Siamo grati per la vita e per questa terra che sappiamo essere parte di noi, nostra parentela: «Laudato si’, mi’ Signore, per sora nostra matre terra» come cantava san Francesco d’Assisi. L’Adam è tratto dalla ’adamà, la terra coltivabile, e il suo nome dirà per sempre il legame che abbiamo con essa. Lavorare la terra in un certo modo, gioire del dono, procurare ad altri gioia, è assumere il ministero della benedizione / gratitudine che Dio affidò ad Abramo affinché in lui fossero benedette tutte le famiglie della terra (cf Genesi 12,1-4). Scrive san Paolo nella lettera ai Romani:

9La carità non sia ipocrita: detestate il male, attaccatevi al bene; 10amatevi gli uni gli altri con affetto fraterno, gareggiate nello stimarvi a vicenda. 11Non siate pigri nel fare il bene, siate invece ferventi nello spirito; servite il Signore. 12Siate lieti nella speranza, costanti nella tribolazione, perseveranti nella preghiera. 13Condividete le necessità dei santi; siate premurosi nell’ospitalità.

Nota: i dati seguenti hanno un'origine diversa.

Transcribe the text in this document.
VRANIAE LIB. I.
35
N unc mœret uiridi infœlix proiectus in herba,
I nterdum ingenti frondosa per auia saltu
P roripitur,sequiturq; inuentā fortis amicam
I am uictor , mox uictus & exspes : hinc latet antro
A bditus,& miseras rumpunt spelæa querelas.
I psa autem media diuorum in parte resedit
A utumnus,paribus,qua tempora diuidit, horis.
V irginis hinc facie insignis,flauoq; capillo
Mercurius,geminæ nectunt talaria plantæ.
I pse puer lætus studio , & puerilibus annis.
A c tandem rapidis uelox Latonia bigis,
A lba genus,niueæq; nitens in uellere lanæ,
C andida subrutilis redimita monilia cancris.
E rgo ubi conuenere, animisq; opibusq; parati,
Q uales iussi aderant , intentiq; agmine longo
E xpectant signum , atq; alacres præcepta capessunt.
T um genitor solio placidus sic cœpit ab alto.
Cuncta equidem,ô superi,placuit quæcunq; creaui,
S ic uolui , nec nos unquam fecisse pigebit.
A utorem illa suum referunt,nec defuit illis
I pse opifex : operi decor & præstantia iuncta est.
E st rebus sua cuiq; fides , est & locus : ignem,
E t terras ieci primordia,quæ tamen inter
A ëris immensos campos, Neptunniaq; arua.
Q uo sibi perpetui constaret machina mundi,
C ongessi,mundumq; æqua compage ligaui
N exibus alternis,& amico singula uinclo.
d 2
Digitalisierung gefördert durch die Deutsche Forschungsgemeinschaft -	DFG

14Benedite coloro che vi perseguitano, benedite e non maledite. 15Rallegratevi con quelli che sono nella gioia; piangete con quelli che sono nel pianto.

 

Se il nostro compito è la benedizione, chi procura il cibo con amore è in qualche modo ministro (=servitore!) del vangelo. E’ il mio augurio per voi. Accettatelo insieme al mio ringraziamento per aver ricevuto un importante apprendistato evangelico da un nonno e un papà contadini. Grazie

 

 



[1] Giovanni Cesare Pagazzi, La cucina del Risorto, EMI, Bologna 2014, p 19.

[2] «Circoncidete dunque il vostro cuore ostinato e non indurite più la vostra cervice; perché il Signore, vostro Dio, è il Dio degli dèi, il Signore dei signori, il Dio grande, forte e terribile, che non usa parzialità e non accetta regali, rende giustizia all’orfano e alla vedova, ama il forestiero e gli dà pane e vestito. Amate dunque il forestiero, perché anche voi foste forestieri nella terra d’Egitto».

[3] Vedi Francesco Stoppa, La restituzione. Perché si è rotto il patto tra generazioni, Feltrinelli, Milano 2011.